Two footnotes on Mel Torme

What a privilege to receive these warm messages responding to the post below recalling Mel Torme. Bud Kremer writes:

As a lifelong fan of Torme (and only a tad younger than him), let me thank you for your write up on his 80th Birthday. Folks rarely realize that of all his many talents, singing was the least. But it was his greatest love and so he worked at it like a demon.
He embraced a style very early, even back in the 40s with the Meltones. Having laid out his musical ground, he spent a lifetime clearing out the stones and stumps until, at the age of about 55, he began to feel the vocal control and the delilcate breathing that he had sought for all that time. I recall hearing him on a San Francisco radio station interview shortly before his death saying, “You know, I think my singing is, just now, the very best I’ve ever done.”

Dana Matthewson writes:

As a musician (sax player), I worked a big band gig with him in Buffalo, NY back in the 70’s — can’t remember the actual date. We were contracted musicians. He brought only his long-time drummer, Donny Osborne (not to be confused with D. Osmond!).
All the arrangements were by him EXCEPT for the (very old) chart of “The Christmas Song.” And they were tough charts to play. Add to Mel’s talents the fact that he could have been an A-#1 band leader — we were darn near perfect at the concert.
I went to his dressing room to talk to him afterwards, and to tell him that playing with him had been one of the high spots of my career so far.
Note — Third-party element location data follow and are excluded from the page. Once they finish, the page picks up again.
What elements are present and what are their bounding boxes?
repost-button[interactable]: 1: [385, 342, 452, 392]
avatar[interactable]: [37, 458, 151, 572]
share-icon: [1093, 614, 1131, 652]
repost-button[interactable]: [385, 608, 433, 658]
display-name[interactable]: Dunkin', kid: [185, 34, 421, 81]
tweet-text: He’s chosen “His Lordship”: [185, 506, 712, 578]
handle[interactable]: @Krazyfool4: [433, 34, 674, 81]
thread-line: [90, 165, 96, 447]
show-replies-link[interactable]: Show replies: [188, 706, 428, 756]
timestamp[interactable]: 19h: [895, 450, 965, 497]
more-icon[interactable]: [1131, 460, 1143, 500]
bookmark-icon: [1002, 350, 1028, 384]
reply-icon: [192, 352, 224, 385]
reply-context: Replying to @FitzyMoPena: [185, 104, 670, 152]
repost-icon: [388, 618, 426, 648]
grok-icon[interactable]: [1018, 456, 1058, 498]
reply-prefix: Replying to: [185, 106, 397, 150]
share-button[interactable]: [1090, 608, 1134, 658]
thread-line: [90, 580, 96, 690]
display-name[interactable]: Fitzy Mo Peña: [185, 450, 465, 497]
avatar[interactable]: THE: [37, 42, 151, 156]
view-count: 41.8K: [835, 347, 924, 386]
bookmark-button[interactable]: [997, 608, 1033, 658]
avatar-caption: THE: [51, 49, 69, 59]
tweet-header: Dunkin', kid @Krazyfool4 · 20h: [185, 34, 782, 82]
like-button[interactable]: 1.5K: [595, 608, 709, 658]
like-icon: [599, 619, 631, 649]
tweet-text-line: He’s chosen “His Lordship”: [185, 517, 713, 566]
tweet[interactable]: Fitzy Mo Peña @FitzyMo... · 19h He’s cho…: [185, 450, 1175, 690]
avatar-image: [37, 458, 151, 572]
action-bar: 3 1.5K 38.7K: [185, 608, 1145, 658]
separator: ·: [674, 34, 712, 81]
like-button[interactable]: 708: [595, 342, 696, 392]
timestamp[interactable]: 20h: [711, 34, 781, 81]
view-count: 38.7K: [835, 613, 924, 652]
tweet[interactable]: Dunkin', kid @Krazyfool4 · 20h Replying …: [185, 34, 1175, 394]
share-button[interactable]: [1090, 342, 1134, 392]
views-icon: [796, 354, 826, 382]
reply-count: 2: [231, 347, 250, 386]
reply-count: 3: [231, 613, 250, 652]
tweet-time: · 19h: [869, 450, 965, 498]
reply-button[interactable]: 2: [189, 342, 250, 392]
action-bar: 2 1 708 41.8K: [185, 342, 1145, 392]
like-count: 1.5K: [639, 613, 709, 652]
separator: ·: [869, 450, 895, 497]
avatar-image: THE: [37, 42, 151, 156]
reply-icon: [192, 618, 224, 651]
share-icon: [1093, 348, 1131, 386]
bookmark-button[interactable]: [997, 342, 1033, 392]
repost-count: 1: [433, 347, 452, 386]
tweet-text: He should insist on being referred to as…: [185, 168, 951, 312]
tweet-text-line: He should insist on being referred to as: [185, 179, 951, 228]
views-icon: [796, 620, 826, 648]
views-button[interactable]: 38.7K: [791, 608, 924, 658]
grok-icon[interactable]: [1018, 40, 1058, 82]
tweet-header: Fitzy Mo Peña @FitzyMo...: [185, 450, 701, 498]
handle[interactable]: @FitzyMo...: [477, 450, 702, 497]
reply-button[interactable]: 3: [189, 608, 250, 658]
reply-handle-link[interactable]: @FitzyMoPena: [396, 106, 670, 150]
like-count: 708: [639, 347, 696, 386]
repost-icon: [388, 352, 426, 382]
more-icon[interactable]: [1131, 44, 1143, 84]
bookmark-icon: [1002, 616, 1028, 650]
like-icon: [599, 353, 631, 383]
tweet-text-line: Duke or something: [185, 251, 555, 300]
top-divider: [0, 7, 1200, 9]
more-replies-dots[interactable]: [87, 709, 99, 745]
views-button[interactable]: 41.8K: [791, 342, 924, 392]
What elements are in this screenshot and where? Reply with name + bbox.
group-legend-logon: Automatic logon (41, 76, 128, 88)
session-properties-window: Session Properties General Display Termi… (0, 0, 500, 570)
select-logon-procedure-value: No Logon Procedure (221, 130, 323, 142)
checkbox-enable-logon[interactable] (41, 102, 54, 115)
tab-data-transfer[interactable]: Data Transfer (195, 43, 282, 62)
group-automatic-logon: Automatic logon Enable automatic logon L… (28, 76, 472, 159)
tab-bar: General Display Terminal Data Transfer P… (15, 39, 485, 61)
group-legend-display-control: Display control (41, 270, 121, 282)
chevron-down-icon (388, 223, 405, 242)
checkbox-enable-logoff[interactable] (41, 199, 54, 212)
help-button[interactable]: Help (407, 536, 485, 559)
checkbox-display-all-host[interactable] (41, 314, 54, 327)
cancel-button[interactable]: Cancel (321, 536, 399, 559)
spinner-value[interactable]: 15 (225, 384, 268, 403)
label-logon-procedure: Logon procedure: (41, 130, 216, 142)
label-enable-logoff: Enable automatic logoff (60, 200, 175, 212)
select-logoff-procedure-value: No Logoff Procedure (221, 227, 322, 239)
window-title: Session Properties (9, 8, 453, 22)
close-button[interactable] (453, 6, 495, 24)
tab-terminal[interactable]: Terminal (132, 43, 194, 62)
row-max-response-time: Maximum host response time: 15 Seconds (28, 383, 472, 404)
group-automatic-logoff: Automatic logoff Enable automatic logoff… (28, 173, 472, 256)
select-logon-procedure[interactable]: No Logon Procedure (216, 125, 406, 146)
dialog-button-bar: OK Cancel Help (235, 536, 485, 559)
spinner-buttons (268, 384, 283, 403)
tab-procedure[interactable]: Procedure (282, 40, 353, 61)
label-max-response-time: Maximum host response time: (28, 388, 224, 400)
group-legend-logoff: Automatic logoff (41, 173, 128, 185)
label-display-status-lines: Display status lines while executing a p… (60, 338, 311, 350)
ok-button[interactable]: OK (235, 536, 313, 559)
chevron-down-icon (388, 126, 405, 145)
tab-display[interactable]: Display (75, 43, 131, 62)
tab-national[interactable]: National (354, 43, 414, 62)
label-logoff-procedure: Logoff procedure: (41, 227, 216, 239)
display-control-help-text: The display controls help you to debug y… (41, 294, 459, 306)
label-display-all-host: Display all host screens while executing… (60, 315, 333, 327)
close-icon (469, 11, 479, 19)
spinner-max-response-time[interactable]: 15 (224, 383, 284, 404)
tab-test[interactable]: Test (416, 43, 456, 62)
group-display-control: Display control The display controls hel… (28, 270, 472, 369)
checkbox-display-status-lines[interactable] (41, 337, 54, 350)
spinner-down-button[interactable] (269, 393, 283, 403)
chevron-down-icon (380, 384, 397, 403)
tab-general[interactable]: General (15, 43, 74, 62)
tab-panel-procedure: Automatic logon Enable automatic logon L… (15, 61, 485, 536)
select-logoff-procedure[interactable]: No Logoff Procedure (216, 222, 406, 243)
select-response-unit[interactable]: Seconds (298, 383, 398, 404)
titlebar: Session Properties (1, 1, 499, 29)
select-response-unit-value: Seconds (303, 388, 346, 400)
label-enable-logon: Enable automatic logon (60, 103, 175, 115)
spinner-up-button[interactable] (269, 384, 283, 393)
He was effusive about the band! “I didn’t hear any mistakes! You know that spot in the Gershwin Medley, in the ‘Concerto in F’ section after the brass does the [and he sang the passage] and then the saxes come in with [sang the passage]? Well, you guys nailed it. Last week they screwed it up behind me on The Tonight Show! You guys [poking me in the chest with his index finger] ARE GREAT!”
Speaking of the Gershwin “Concerto in F”: Mel was a good enough pianist to play the part of it he included in the medley perfectly — I wouldn’t have been surprised to hear him play the whole piece with no trouble. The man was a consummate musician!
One more story before I knock off. Sound men — the bane of REAL musicians’ existence. Most of them grew up listening to acid rock, and have no ears. Mel’s concert took place in Buffalo’s great Kleinhan’s Music Hall, one of the world’s GREAT concert halls. At the beginning of the rehearsal he took the mike and began what should have been a very short dialogue with the “sound man.” He spoke a few words on the mike, to test the sound mix. Then he said, “Hello — Sound Man — are you there?”
“Yes.”
“I want you to take ALL the bass off. Leave the treble the way it is. Take ALL the bass off. It’s not what you usually do, but believe me — I know this dummy voice of mine. OK?”
Waited.
“Now we’ll try it.” Sound man hadn’t done it.
“Let’s try again. Take ALL THE BASS OFF.”
No results.
“AM I GOING TO HAVE TO COME UP THERE AND DO IT MYSELF?”
Finally it was done as Mel demanded, and we proceeded with no further problems.
The music got better in Heaven when Mel died.